Esas No: 2012/11660
Karar No: 2012/13678
Karar Tarihi: 26.11.2012
Yargıtay 14. Hukuk Dairesi 2012/11660 Esas 2012/13678 Karar Sayılı İlamı
"İçtihat Metni"
MAHKEMESİ :Sulh Hukuk Mahkemesi
Davacı tarafından, davalı aleyhine 02.02.2010 gününde verilen dilekçe ile elatmanın önlenmesi istenmesi üzerine yapılan duruşma sonunda; davanın reddine dair verilen 18.04.2012 günlü hükmün Yargıtayca incelenmesi davacı vekili tarafından istenilmekle süresinde olduğu anlaşılan temyiz dilekçesinin kabulüne karar verildikten sonra dosya ve içerisindeki bütün kağıtlar incelenerek gereği düşünüldü:
K A R A R
Davacı, kendisine ait 4789 parsel sayılı taşınmaz ile davalıya ait 4788 parsel sayılı taşınmaz arasındaki ortak sınıra müşterek duvar yaptıklarını ancak bu duvar üzerine davalının ek olarak duvar inşa ettiğini belirterek elatmanın önlenmesini ve sonradan inşa edilen kısmın kal"ini istemiştir.
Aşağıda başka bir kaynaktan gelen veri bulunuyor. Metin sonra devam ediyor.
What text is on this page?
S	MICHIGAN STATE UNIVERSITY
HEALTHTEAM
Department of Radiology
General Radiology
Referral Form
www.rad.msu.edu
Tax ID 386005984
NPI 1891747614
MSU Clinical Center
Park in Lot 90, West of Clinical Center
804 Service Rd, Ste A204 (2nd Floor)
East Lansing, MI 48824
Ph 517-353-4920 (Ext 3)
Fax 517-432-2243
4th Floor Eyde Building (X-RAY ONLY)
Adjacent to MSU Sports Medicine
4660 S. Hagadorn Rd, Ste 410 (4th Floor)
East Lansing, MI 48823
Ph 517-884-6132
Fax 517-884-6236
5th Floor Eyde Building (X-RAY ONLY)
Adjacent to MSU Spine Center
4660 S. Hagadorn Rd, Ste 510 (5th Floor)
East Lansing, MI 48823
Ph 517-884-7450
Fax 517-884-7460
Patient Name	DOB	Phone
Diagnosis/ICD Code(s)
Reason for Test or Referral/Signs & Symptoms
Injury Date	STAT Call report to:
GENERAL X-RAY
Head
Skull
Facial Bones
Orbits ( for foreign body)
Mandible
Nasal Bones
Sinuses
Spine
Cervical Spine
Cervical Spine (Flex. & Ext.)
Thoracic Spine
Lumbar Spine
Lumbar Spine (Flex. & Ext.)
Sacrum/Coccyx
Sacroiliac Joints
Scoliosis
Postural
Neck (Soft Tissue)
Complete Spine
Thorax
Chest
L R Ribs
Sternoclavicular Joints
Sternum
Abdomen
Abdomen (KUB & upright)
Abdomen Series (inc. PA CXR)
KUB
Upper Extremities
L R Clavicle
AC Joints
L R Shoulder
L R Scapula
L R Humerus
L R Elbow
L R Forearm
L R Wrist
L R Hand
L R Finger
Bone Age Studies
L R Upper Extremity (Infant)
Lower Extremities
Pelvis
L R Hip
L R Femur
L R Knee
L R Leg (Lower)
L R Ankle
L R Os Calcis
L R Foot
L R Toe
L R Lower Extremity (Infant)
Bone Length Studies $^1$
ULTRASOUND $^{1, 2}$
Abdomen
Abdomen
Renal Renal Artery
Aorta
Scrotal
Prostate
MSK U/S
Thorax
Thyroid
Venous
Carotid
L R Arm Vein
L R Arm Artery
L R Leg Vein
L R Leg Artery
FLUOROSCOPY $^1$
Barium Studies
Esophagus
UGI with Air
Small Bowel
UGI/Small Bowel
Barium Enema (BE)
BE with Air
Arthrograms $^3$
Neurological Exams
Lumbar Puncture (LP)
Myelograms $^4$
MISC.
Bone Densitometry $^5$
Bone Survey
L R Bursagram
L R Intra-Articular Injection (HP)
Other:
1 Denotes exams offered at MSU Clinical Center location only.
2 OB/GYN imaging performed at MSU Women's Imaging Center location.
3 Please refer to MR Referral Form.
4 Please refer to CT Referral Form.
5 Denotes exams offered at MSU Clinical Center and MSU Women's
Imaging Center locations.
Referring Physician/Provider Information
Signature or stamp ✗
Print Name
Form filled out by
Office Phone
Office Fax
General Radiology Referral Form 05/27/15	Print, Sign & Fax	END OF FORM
Davalı, davanın reddini istemiştir.
Mahkemece, davanın idari yargıda görülmesi gerektiği belirtilerek görev yönünden davanın reddine karar verilmiştir.
Davacının temyizi üzerine, Dairemizce 2011/4460 esas 2011/5655 karar sayılı 27.04.2011 tarihli bozma ilamı ile ""... Mahkemece işin esası incelenerek, fen bilirkişisinin 14.12.2010 tarihli raporunda (B) ile tanımlanan dava konusu yapının komşuluk ilkeleri yönünden davacıya zarar verip vermediği incelenerek sonucuna göre hüküm kurulması"" gerektiği belirtilerek karar bozulmuştur.
Mahkemece bozma ilamına uyularak, yeniden yapılan yargılama sonunda dava konusu duvar nedeniyle davacının taşınmazında herhangi bir zarar doğmadığı, komşuluk hukukuna aykırılık bulunmadığı, gerekçesiyle davanın reddine karar verilmiş, hükmü davacı temyiz etmiştir.
Dosyada mevcut, Evrensekiz Belediye Başkanlığı"nın 02.12.2010 tarihli, 191 sayılı yazılarında belirtildiği üzere, davacı ve davalı parsellerinin müşterek sınırına davalı tarafça sonradan inşa edilen dava konusu duvar, imar mevzuatına aykırı olarak yapılmıştır. Burada imar mevzuatına ve komşuluk hukukuna aykırılığın da ötesinde doğrudan ortak sınıra elatma söz konusudur.
4721 sayılı TMK"nın 721. maddesine göre, “İki taşınmazı birbirinden ayırmaya yarayan duvar, parmaklık, çit gibi sınırlıklar, aksi ispat edilmedikçe, her iki komşunun paylı malı sayılır.” Yine, aynı yasanın paylı mülkiyette genel kuralları düzenleyen 688/2 maddesi gereğince de, “Başka türlü belirlenmedikçe, paylar eşit sayılır.”
Buna göre; dava konusu müşterek sınırdaki duvarda taraflar 1/2 oranında paylı maliklerdir. Davalının, davacıyla müşterek sınırındaki ortak duvar üzerine sonradan 1.70 metre yüksekliğinde ve 13.00 metre uzunluğunda duvar yapmak suretiyle davacının mülkiyet hakkına tecavüz ettiğinin kabulü gerekir.
Bu durumda mahkemece davacının talebi doğrultusunda müşterek sınır üzerindeki ortak duvara davalı tarafça sonradan ilave edilen duvar nedeniyle oluşan haksız elatmanın önlenmesine ve bu kısmın kal"ine karar vermek gerekirken yazılı şekilde hüküm kurulması doğru görülmemiş, bu sebeple kararın bozulması gerekmiştir.
SONUÇ: Yukarıda açıklanan nedenlerle temyiz olunan hükmün BOZULMASINA, peşin yatırılan temyiz harcının istek halinde yatırana iadesine, 26.11.2012 tarihinde oybirliği ile karar verildi.